夢喰い王の枕で姫を眠らせる

王女は三十日、一度も眠っていなかった。瞬きをするたび窓硝子が震え、眠気で意識が揺らぐだけで城壁の外に怪物の影が生まれる。侍女たちは交代できても、王女だけは休めなかった。

目を閉じると悪夢が城外へ実体化する呪いのせいだ。昨日は炎の鳥、今日は千本の黒槍。次に眠れば王都そのものが夢へ呑まれると、宰相は王女を薬で起こし続けていた。

眠り番オスカーは、城へ《静夜の枕》を持ち込んだ。夢喰い王との戦いでは剣を使わず、自分の最も恥ずかしい失敗の夢を餌にして王を眠らせ、その喉元へ封印札を貼った。

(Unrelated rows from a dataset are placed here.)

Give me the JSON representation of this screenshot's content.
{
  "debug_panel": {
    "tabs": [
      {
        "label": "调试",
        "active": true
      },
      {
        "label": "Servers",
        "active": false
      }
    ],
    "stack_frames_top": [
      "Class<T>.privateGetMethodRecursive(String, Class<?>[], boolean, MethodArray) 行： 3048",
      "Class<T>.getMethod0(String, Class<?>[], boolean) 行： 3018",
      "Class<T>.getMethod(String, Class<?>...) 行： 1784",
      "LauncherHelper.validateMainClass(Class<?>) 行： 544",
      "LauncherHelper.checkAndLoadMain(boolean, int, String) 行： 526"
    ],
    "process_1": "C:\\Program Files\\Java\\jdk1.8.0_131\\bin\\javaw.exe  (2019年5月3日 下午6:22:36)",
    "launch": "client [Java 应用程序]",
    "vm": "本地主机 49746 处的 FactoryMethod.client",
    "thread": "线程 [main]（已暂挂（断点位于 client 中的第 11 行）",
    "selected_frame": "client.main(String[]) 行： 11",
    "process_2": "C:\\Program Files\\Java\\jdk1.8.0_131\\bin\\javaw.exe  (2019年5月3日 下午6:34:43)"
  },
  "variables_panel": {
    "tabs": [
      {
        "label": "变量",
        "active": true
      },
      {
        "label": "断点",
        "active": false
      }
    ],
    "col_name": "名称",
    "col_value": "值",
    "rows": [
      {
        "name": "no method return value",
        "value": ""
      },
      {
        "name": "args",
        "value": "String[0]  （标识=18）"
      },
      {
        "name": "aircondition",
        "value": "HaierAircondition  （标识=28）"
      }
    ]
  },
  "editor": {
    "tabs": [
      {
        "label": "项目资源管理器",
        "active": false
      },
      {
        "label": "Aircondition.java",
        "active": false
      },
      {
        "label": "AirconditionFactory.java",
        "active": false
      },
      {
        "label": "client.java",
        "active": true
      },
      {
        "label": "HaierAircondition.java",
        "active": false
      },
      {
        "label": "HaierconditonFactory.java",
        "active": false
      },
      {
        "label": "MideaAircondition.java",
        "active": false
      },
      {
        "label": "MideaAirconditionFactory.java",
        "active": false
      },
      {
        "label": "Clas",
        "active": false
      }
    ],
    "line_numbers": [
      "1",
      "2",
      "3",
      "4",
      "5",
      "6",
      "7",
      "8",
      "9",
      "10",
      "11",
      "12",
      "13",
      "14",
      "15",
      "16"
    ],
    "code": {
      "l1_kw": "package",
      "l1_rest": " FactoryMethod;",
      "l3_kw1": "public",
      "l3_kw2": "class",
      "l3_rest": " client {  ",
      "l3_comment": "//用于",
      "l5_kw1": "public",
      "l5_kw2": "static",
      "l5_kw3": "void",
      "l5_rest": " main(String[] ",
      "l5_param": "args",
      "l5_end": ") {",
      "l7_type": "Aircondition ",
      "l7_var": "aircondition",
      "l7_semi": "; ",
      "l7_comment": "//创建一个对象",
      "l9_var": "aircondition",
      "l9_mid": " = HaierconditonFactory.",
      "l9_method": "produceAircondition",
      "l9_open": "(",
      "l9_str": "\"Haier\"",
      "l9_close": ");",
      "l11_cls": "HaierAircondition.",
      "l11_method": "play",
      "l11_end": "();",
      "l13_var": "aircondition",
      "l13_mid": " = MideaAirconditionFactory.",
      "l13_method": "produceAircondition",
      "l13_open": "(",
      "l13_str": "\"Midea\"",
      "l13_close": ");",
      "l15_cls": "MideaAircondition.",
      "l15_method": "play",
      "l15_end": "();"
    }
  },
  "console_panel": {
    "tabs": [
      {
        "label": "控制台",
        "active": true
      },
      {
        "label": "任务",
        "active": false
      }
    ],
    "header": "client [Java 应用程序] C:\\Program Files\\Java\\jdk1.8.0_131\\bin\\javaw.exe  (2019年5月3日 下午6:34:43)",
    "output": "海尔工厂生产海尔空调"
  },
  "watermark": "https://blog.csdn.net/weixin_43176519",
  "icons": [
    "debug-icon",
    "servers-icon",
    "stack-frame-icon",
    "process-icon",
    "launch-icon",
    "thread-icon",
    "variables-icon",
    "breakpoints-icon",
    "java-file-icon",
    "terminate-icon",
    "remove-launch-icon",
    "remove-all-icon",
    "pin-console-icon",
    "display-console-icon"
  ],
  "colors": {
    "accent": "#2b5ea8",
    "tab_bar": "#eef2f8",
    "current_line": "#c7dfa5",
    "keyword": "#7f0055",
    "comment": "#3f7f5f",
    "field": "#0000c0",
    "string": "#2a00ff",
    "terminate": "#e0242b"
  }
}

夢喰い王を初討伐した者だけが得る限定品。彼の《安眠指定ドロップ》によって、必要な効果は最初から分かっている。枕に触れた者の悪夢を、現実へ出る前に一つ残らず食べる。

「寝かせるなど反逆だ!」

宰相は枕を奪おうとした。

「王女殿下が眠れば呪いが完成する。私だけが調合できる覚醒薬を飲ませ続けろ」

王女の唇は乾き、指先は震えていた。それでも彼女は言う。

「私は、眠りたい」

オスカーはその意思だけを確かめ、玉座の脇へ寝台を置いた。枕へ王女の頭が触れる。

黒い霧が髪から噴き出し、城を覆おうとした。だが枕の中央が小さくへこみ、霧も、炎の鳥も、黒槍も、音を立てず吸い込んでいく。

王女の呼吸が深くなる。

一時間。三時間。夜が明けても、何も襲ってこない。城内では誰も大声を出さず、兵士も侍女も靴を脱いで歩いた。王女が眠っているという事実そのものが、祝祭になった。

代わりに枕の表面へ映ったのは、宰相が寝室へ忍び込み、悪夢の呪符を王女の髪へ結ぶ記憶だった。覚醒薬を売り、政務を代行し続けるため、彼が呪いを育てていたのだ。

衛兵が宰相を取り押さえる。

「枕の見せた幻だ!」と叫ぶ彼の懐から、同じ呪符と薬の売上帳が落ちた。

昼過ぎ、王女は自分で目を開けた。顔色は戻り、最初の命令も明瞭だった。

「宰相を罷免。覚醒薬の代金は民へ返還。そして今日の会議は中止」

彼女は毛布を肩まで引き上げる。

「あと二時間、眠る」

オスカーがカーテンを閉めると、枕の端に初めて金の刺繍が浮かんだ。